Agosto 12, 2020 | Por: Janneth Trejo Quintana

Es incuestionable la relevancia que ha alcanzado la población joven en el ámbito político. Son los propios sujetos quienes se han hecho de un lugar en el espacio público. Hubo un tiempo en el que se discutía la pertinencia y legitimidad de las voces de las personas más jóvenes, incluyendo niños y adolescentes. Y aunque hay mucho camino que recorrer, las juventudes siguen aportando ideas y herramientas para integrarse y generar conversación en lo local y en lo global: en la glocalidad.

En este contexto, no sobra advertir que estamos ante juventudes; es decir, múltiples y variadas formas de asumir una condición socio-histórica de estar, de ser y de participar. Ante la complejidad que entraña esta discusión, con frecuencia se recurre a las etiquetas para englobar a los jóvenes: sus prácticas, sus condiciones de vida, su desarrollo personal, profesional y social, así como su inmersión y participación en la vida política de la sociedad en la que viven.

Al pensar a la juventud como una categoría socio-histórica –que debe ser interpretada como una experiencia vital y relacional, y no en términos etarios o biológicos– resulta fundamental discutir el método de las generaciones para abordar, entre otras cosas, los temas de la participación política y social de los ciudadanos. Esto con el fin de resaltar que la juventud, lo juvenil o el ser joven no son conceptos inertes o abstracciones estáticas en el tiempo; todo lo contrario, se trata de conceptos que tienen significados y sentidos diferentes a lo largo de la historia, que dependen de los contextos concretos, que su definición y experimentación se encuentran directamente relacionadas con el devenir de las sociedades. Esto último es tomado parcialmente en cuenta y puede ser el origen de las discusiones que desatan lo que se entiende por diferencias generacionales o cambio generacional.

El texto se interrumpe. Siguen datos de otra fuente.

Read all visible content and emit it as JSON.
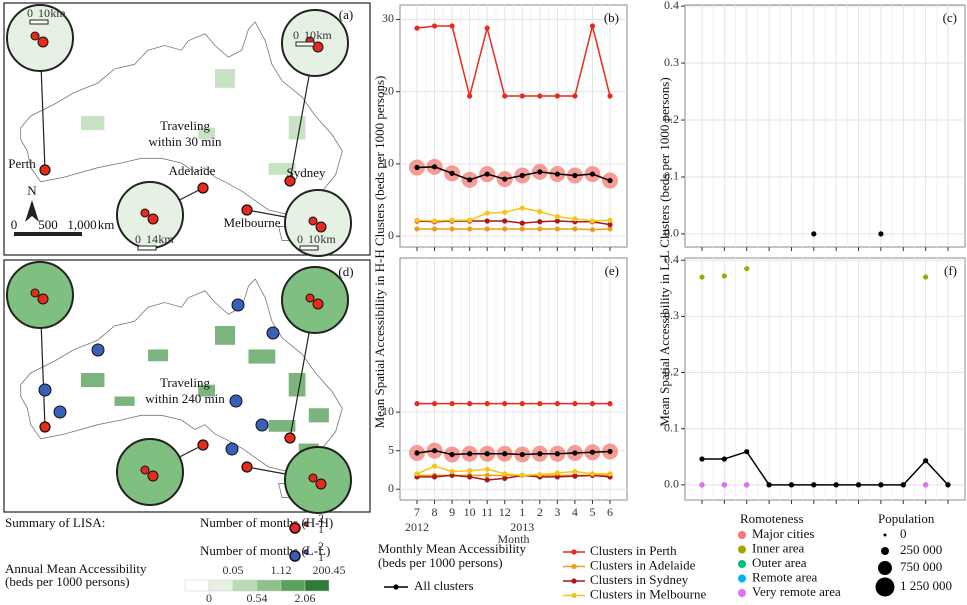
{
  "chart_data": [
    {
      "type": "line",
      "panel": "(b)",
      "ylabel": "Mean Spatial Accessibility in H-H Clusters (beds per 1000 persons)",
      "categories": [
        null,
        null,
        null,
        null,
        null,
        null,
        null,
        null,
        null,
        null,
        null,
        null
      ],
      "ylim": [
        -1.5,
        32
      ],
      "yticks": [
        0,
        10,
        20,
        30
      ],
      "grid": true,
      "series": [
        {
          "name": "Clusters in Perth",
          "color": "#e8291c",
          "values": [
            28.8,
            29.1,
            29.1,
            19.4,
            28.8,
            19.4,
            19.4,
            19.4,
            19.4,
            19.4,
            29.1,
            19.4
          ]
        },
        {
          "name": "Clusters in Adelaide",
          "color": "#f39a1f",
          "values": [
            1.0,
            1.0,
            1.0,
            1.0,
            1.0,
            1.0,
            1.0,
            1.0,
            1.0,
            1.0,
            0.9,
            1.0
          ]
        },
        {
          "name": "Clusters in Sydney",
          "color": "#a8191c",
          "values": [
            2.1,
            2.0,
            2.1,
            2.1,
            2.1,
            2.1,
            1.8,
            2.0,
            2.1,
            2.0,
            2.0,
            1.6
          ]
        },
        {
          "name": "Clusters in Melbourne",
          "color": "#f5c518",
          "values": [
            2.2,
            2.1,
            2.2,
            2.2,
            3.2,
            3.3,
            3.9,
            3.4,
            2.7,
            2.4,
            2.1,
            2.2
          ]
        },
        {
          "name": "All clusters",
          "color": "#000000",
          "bubble_color": "#f4827a",
          "values": [
            9.5,
            9.6,
            8.7,
            7.8,
            8.6,
            7.9,
            8.4,
            8.9,
            8.6,
            8.4,
            8.6,
            7.7
          ]
        }
      ]
    },
    {
      "type": "line",
      "panel": "(c)",
      "ylabel": "Mean Spatial Accessibility in L-L Clusters (beds per 1000 persons)",
      "categories": [
        null,
        null,
        null,
        null,
        null,
        null,
        null,
        null,
        null,
        null,
        null,
        null
      ],
      "ylim": [
        -0.023,
        0.402
      ],
      "yticks": [
        {
          "value": 0,
          "label": "0.0"
        },
        0.1,
        0.2,
        0.3,
        0.4
      ],
      "grid": true,
      "series": [
        {
          "name": "All clusters",
          "color": "#000000",
          "values": [
            null,
            null,
            null,
            null,
            null,
            0,
            null,
            null,
            0,
            null,
            null,
            null
          ]
        }
      ]
    },
    {
      "type": "line",
      "panel": "(e)",
      "xlabel": "Month",
      "categories": [
        "7",
        "8",
        "9",
        "10",
        "11",
        "12",
        "1",
        "2",
        "3",
        "4",
        "5",
        "6"
      ],
      "year_labels": [
        "2012",
        null,
        null,
        null,
        null,
        null,
        "2013",
        null,
        null,
        null,
        null,
        null
      ],
      "ylim": [
        -1.4,
        30
      ],
      "yticks": [
        0,
        5,
        10
      ],
      "grid": true,
      "series": [
        {
          "name": "Clusters in Perth",
          "color": "#e8291c",
          "values": [
            11.1,
            11.1,
            11.1,
            11.1,
            11.1,
            11.1,
            11.1,
            11.1,
            11.1,
            11.1,
            11.1,
            11.1
          ]
        },
        {
          "name": "Clusters in Adelaide",
          "color": "#f39a1f",
          "values": [
            1.8,
            1.8,
            1.8,
            1.8,
            1.8,
            1.8,
            1.8,
            1.8,
            1.8,
            1.8,
            1.8,
            1.8
          ]
        },
        {
          "name": "Clusters in Sydney",
          "color": "#a8191c",
          "values": [
            1.6,
            1.6,
            1.8,
            1.6,
            1.2,
            1.4,
            1.8,
            1.6,
            1.6,
            1.7,
            1.8,
            1.6
          ]
        },
        {
          "name": "Clusters in Melbourne",
          "color": "#f5c518",
          "values": [
            2.0,
            3.0,
            2.3,
            2.4,
            2.6,
            2.0,
            1.8,
            1.9,
            2.1,
            2.3,
            2.0,
            2.0
          ]
        },
        {
          "name": "All clusters",
          "color": "#000000",
          "bubble_color": "#f4827a",
          "values": [
            4.7,
            5.0,
            4.5,
            4.6,
            4.6,
            4.6,
            4.5,
            4.6,
            4.6,
            4.7,
            4.8,
            4.9
          ]
        }
      ]
    },
    {
      "type": "line",
      "panel": "(f)",
      "legend_title": "Romoteness",
      "categories": [
        null,
        null,
        null,
        null,
        null,
        null,
        null,
        null,
        null,
        null,
        null,
        null
      ],
      "ylim": [
        -0.027,
        0.404
      ],
      "yticks": [
        {
          "value": 0,
          "label": "0.0"
        },
        0.1,
        0.2,
        0.3,
        0.4
      ],
      "grid": true,
      "series": [
        {
          "name": "Major cities",
          "color": "#f8766d",
          "mode": "points",
          "values": [
            0,
            0,
            0,
            0,
            0,
            0,
            0,
            0,
            0,
            0,
            0,
            0
          ]
        },
        {
          "name": "Inner area",
          "color": "#a3a500",
          "mode": "points",
          "values": [
            0.37,
            0.372,
            0.385,
            0,
            0,
            0,
            0,
            0,
            0,
            0,
            0.37,
            0
          ]
        },
        {
          "name": "Outer area",
          "color": "#00bf7d",
          "mode": "points",
          "values": [
            0,
            0,
            0,
            0,
            0,
            0,
            0,
            0,
            0,
            0,
            0,
            0
          ]
        },
        {
          "name": "Remote area",
          "color": "#00b0f6",
          "mode": "points",
          "values": [
            0,
            0,
            0,
            0,
            0,
            0,
            0,
            0,
            0,
            0,
            0,
            0
          ]
        },
        {
          "name": "Very remote area",
          "color": "#e76bf3",
          "mode": "points",
          "values": [
            0,
            0,
            0,
            0,
            0,
            0,
            0,
            0,
            0,
            0,
            0,
            0
          ]
        },
        {
          "name": "All clusters",
          "color": "#000000",
          "values": [
            0.046,
            0.046,
            0.059,
            0,
            0,
            0,
            0,
            0,
            0,
            0,
            0.043,
            0
          ]
        }
      ]
    }
  ],
  "maps": [
    {
      "panel": "(a)",
      "title": [
        "Traveling",
        "within 30 min"
      ],
      "cities": [
        "Perth",
        "Adelaide",
        "Sydney",
        "Melbourne"
      ],
      "north": "N",
      "scale": [
        "0",
        "500",
        "1,000",
        "km"
      ],
      "inset_scales": [
        [
          "0",
          "10",
          "km"
        ],
        [
          "0",
          "14",
          "km"
        ],
        [
          "0",
          "10",
          "km"
        ],
        [
          "0",
          "10",
          "km"
        ]
      ]
    },
    {
      "panel": "(d)",
      "title": [
        "Traveling",
        "within 240 min"
      ]
    }
  ],
  "legend": {
    "title": [
      "Monthly Mean Accessibility",
      "(beds per 1000 persons)"
    ],
    "population": {
      "title": "Population",
      "labels": [
        "0",
        "250 000",
        "750 000",
        "1 250 000"
      ]
    },
    "lisa": {
      "title": "Summary of LISA:",
      "hh": "Number of months (H-H)",
      "ll": "Number of months (L-L)",
      "counts": [
        "1",
        "2"
      ],
      "accessibility": [
        "Annual Mean Accessibility",
        "(beds per 1000 persons)"
      ],
      "breaks_top": [
        "0.05",
        "1.12",
        "200.45"
      ],
      "breaks_bottom": [
        "0",
        "0.54",
        "2.06"
      ],
      "colors": [
        "#ffffff",
        "#e5f2e3",
        "#b9dcb4",
        "#8cc38a",
        "#5aa25c",
        "#2e7a37"
      ]
    }
  }
}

En este sentido, Rosana Reguillo apuesta por alejarse del concepto generación o grupos de edad en términos teleológicos. Le parece más apropiado mirar la categoría generación como potencialidad (extrínseca) de la condición juvenil ya que, como esta autora apunta, no todos los jóvenes son rebeldes, no todos disienten del orden establecido o de las circunstancias estructurales e instituciones hegemónicas, aunque «es indudable el protagonismo juvenil en las revueltas de la imaginación».1

La discusión sobre este tema nos lleva a admitir que existe una concepción genealógica de la categoría generación; es decir, se define en términos de descendencia. Como dirían Carmen Leccardi y Carles Feixa, la genealogía materializa la pertenencia generacional, es lo que da cuerpo al tiempo. Sin embargo, las generaciones –en términos sociológicos– no se siguen las unas a las otras sobre la base de una cadencia temporal establecida biológicamente. En otras palabras, no existe un tiempo normalizado con el cual medir o predecir su ritmo. Por lo tanto, desde un punto de vista sociológico, «una generación puede durar diez años, o puede durar varios siglos tal como sucedió en las sociedades premodernas. Puede comprender una pluralidad de generaciones biográficas, al igual que la historia de muchas sociedades tradicionales, o puede incluir una sola generación sociológica».2

Para José Ortega y Gasset, la generación es la forma en que se presentan «las variaciones de la sensibilidad vital que son decisivas en historia»;3 en ese entendido, los jóvenes son los sujetos que pueden propiciar cambios sociales. Y aunque esta idea puede ser debatida, lo cierto es que enmarcar la reflexión sobre las generaciones en factores y circunstancias socio-históricas y no en lo biológico, es fundamental para comprender el papel de la participación de los jóvenes en los cambios sociales, ya sean de gran calado o a pequeña escala.

Para Ortega y Gasset, así como para Karl Mannheim4, una generación hace referencia a un grupo de personas que comparten sentimientos, creencias, sensibilidades, intereses y hasta preocupaciones, y todas estas son producto de su experiencia vital –en las que son especialmente importantes sus años de formación–, o bien se derivan del contexto social específico.5 En suma, las generaciones son nexos que unen biografías, estructura social y dinámica histórica. Con todo ello se logra una identificación y una adscripción subjetiva entre las personas, lo que implica percepciones similares de la realidad.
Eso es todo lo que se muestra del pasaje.